Ronald Emerson Adams (born 28 December 1943) is a retired lieutenant general of the United States Army who served as commander of the Stabilisation Force in Bosnia and Herzegovina from October 1999 to September 2000. He previously served as commanding general of the United States Army Aviation Center from July 1994 to September 1996.

==Early life and education==
Raised in a military family, Adams attended grade school in Lancaster, Pennsylvania and graduated from high school in Alabama. He attended Jacksonville State University, graduating with a B.S. degree in business administration in 1965. Adams was commissioned through the Army ROTC program. He later earned an M.B.A. degree in management from Pennsylvania State University in 1972. Adams is also a graduate of the Army Command and General Staff College in 1975 and the National War College in 1985.

==Military career==
Adams served two combat tours in Vietnam. After his first tour, he attended the Army Aviation School and completed flight training in 1968. Adams was awarded three Bronze Star Medals and five Air Medals.

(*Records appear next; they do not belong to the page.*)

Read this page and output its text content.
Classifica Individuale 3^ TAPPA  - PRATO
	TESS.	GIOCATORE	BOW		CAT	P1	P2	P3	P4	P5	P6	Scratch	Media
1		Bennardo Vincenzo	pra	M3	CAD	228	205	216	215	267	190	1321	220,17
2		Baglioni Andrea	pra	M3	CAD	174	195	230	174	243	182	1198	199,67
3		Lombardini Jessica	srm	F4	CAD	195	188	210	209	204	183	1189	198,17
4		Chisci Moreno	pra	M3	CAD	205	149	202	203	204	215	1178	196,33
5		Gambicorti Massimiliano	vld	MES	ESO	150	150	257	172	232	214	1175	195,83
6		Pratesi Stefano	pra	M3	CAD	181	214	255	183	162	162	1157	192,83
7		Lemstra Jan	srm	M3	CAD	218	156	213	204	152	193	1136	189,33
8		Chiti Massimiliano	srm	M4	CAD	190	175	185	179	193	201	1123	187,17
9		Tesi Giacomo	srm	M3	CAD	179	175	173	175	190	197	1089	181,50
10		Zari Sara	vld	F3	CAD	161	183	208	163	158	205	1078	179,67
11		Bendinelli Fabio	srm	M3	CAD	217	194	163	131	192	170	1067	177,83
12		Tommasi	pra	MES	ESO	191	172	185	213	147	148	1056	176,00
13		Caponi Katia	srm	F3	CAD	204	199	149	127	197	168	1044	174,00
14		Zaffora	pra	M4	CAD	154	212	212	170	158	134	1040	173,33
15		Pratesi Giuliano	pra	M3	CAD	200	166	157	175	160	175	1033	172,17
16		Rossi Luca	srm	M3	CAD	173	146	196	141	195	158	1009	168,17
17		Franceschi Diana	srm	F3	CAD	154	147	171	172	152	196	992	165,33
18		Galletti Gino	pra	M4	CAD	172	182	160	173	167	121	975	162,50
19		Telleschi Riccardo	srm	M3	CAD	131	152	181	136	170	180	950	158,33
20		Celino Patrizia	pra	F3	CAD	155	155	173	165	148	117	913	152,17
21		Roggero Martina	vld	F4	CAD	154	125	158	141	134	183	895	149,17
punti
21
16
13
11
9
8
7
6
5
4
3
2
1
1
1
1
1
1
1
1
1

Adams commanded the 2nd Aviation Battalion, 2nd Infantry Division from April 1981 to July 1982 in Korea. He served as commanding officer of the Aviation Brigade, 25th Infantry Division from June 1985 to July 1987 at Schofield Barracks.

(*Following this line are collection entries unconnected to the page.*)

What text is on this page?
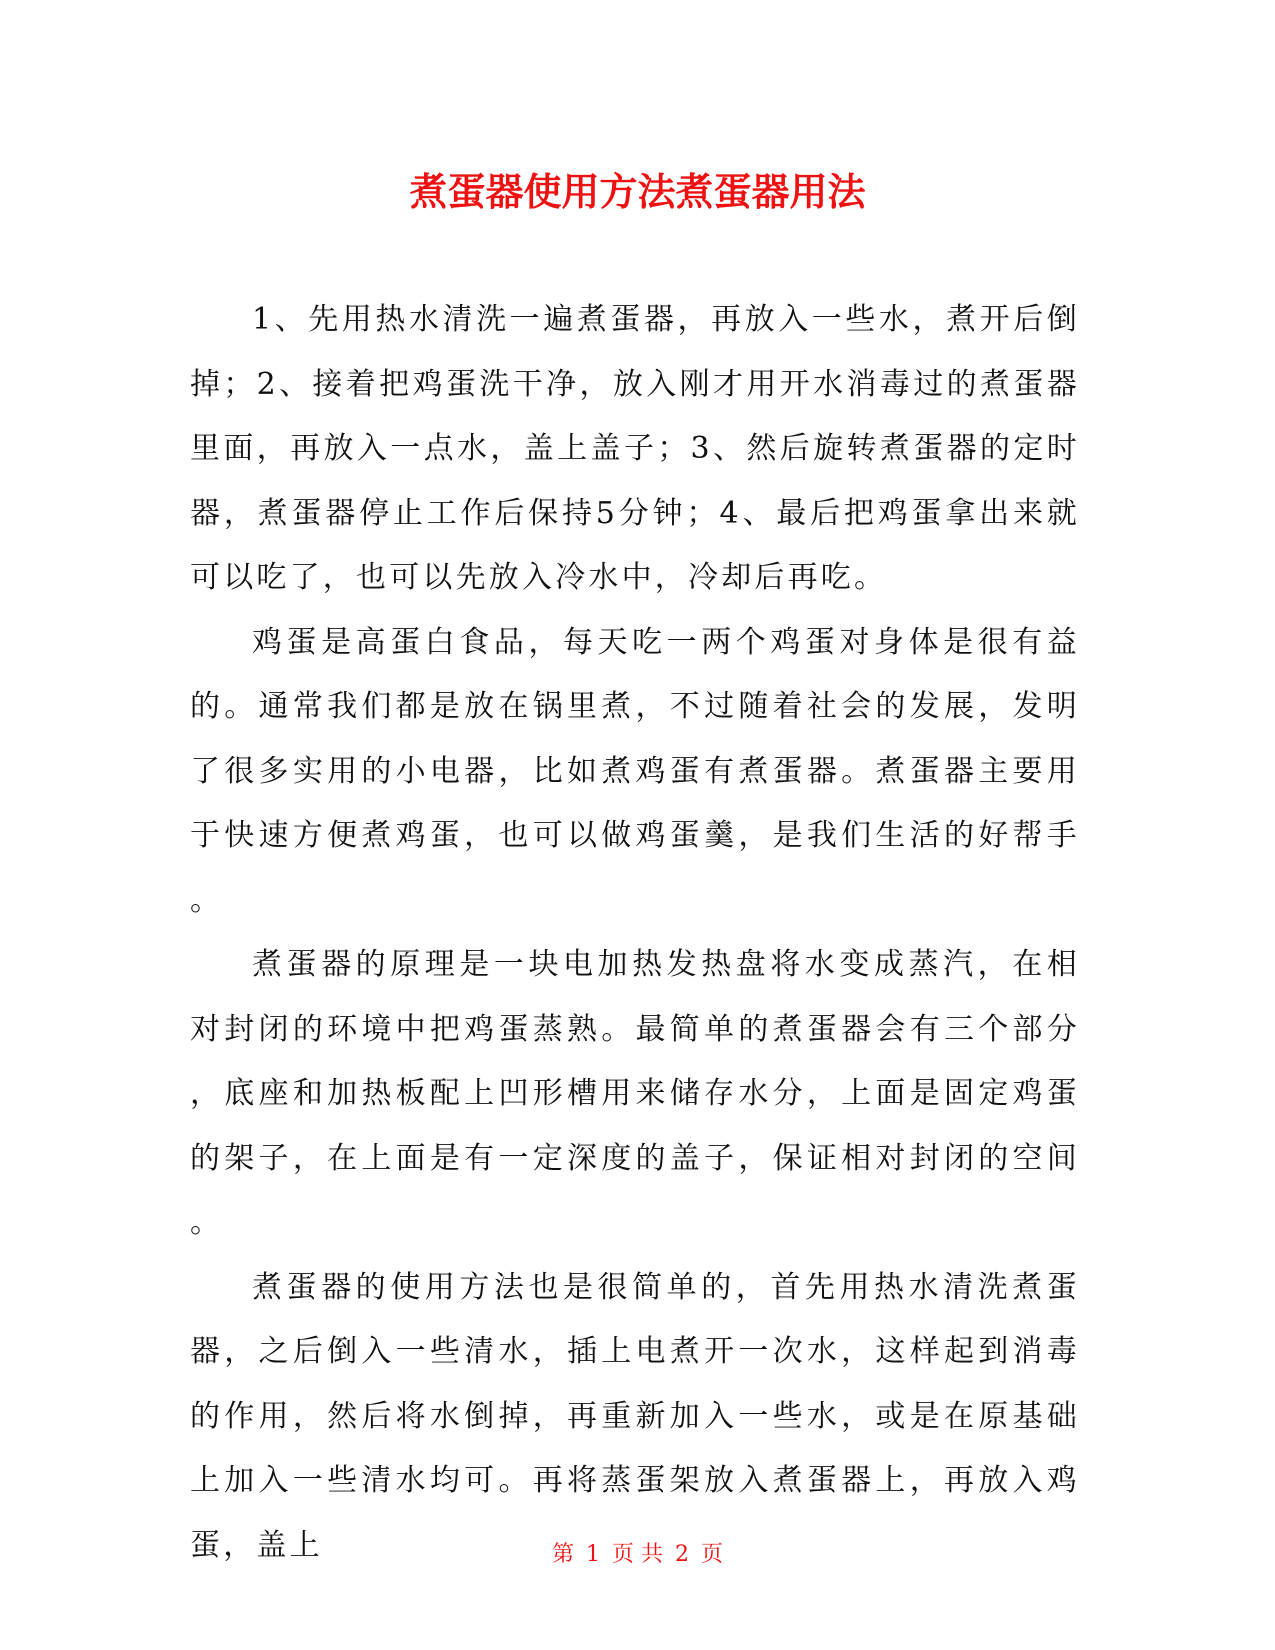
煮蛋器使用方法煮蛋器用法

1、先用热水清洗一遍煮蛋器，再放入一些水，煮开后倒掉；2、接着把鸡蛋洗干净，放入刚才用开水消毒过的煮蛋器里面，再放入一点水，盖上盖子；3、然后旋转煮蛋器的定时器，煮蛋器停止工作后保持5分钟；4、最后把鸡蛋拿出来就可以吃了，也可以先放入冷水中，冷却后再吃。

鸡蛋是高蛋白食品，每天吃一两个鸡蛋对身体是很有益的。通常我们都是放在锅里煮，不过随着社会的发展，发明了很多实用的小电器，比如煮鸡蛋有煮蛋器。煮蛋器主要用于快速方便煮鸡蛋，也可以做鸡蛋羹，是我们生活的好帮手。

煮蛋器的原理是一块电加热发热盘将水变成蒸汽，在相对封闭的环境中把鸡蛋蒸熟。最简单的煮蛋器会有三个部分，底座和加热板配上凹形槽用来储存水分，上面是固定鸡蛋的架子，在上面是有一定深度的盖子，保证相对封闭的空间。

煮蛋器的使用方法也是很简单的，首先用热水清洗煮蛋器，之后倒入一些清水，插上电煮开一次水，这样起到消毒的作用，然后将水倒掉，再重新加入一些水，或是在原基础上加入一些清水均可。再将蒸蛋架放入煮蛋器上，再放入鸡蛋，盖上	第 1 页 共 2 页
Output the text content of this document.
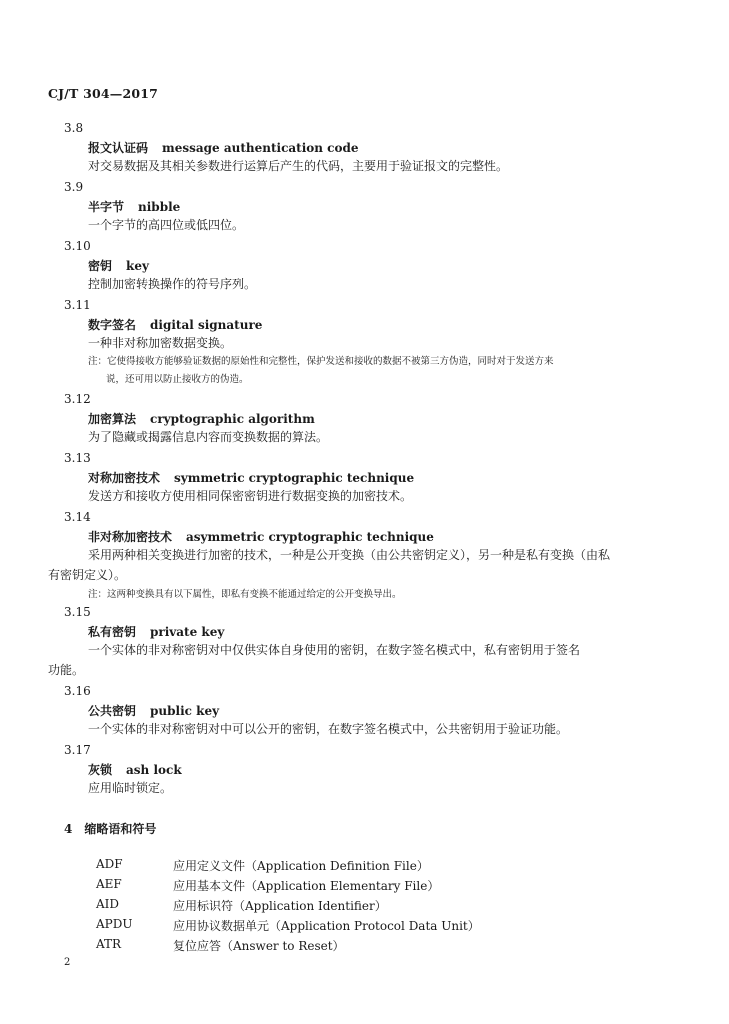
CJ/T 304—2017
3.8
报文认证码 message authentication code
对交易数据及其相关参数进行运算后产生的代码，主要用于验证报文的完整性。
3.9
半字节 nibble
一个字节的高四位或低四位。
3.10
密钥 key
控制加密转换操作的符号序列。
3.11
数字签名 digital signature
一种非对称加密数据变换。
注：它使得接收方能够验证数据的原始性和完整性，保护发送和接收的数据不被第三方伪造，同时对于发送方来
说，还可用以防止接收方的伪造。
3.12
加密算法 cryptographic algorithm
为了隐藏或揭露信息内容而变换数据的算法。
3.13
对称加密技术 symmetric cryptographic technique
发送方和接收方使用相同保密密钥进行数据变换的加密技术。
3.14
非对称加密技术 asymmetric cryptographic technique
采用两种相关变换进行加密的技术，一种是公开变换（由公共密钥定义），另一种是私有变换（由私
有密钥定义）。
注：这两种变换具有以下属性，即私有变换不能通过给定的公开变换导出。
3.15
私有密钥 private key
一个实体的非对称密钥对中仅供实体自身使用的密钥，在数字签名模式中，私有密钥用于签名
功能。
3.16
公共密钥 public key
一个实体的非对称密钥对中可以公开的密钥，在数字签名模式中，公共密钥用于验证功能。
3.17
灰锁 ash lock
应用临时锁定。
4 缩略语和符号
ADF	应用定义文件（Application Definition File）
AEF	应用基本文件（Application Elementary File）
AID	应用标识符（Application Identifier）
APDU	应用协议数据单元（Application Protocol Data Unit）
ATR	复位应答（Answer to Reset）
2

During the Gulf War, Adams served as assistant commander of the 101st Airborne Division (Air Assault). He served as Director of Army Aviation at the Pentagon from 1992 to 1993.

As a lieutenant general, Adams served as deputy commander and chief of staff, Allied Land Forces Central Europe; commander, Stabilisation Force in Bosnia and Herzegovina; and commanding general, United States Army NATO. He was awarded the Gold Cross of Honour by Germany for his service as the Stabilisation Force commander.

Adams retired from active duty effective 1 January 2002 after more than thirty-six years of military service.

==Personal==
Adams is the son of Robert Harvey Adams Sr. (20 March 1915 – 10 April 1997) and Margaret May "Peggy" (Freeman) Adams (27 February 1921 – 15 October 2016). His father served in the Pennsylvania Army National Guard before World War II and the regular Army until 1960, retiring as a major. He then joined the Department of State, serving as a foreign service officer until 1975. His mother was a photographer who worked for the Central Intelligence Agency. Adams has a sister and two brothers. His brothers also served as Army aviators, both retiring as lieutenant colonels.

Adams is married to Ardee Adams. The couple settled in Carlisle, Pennsylvania after his retirement.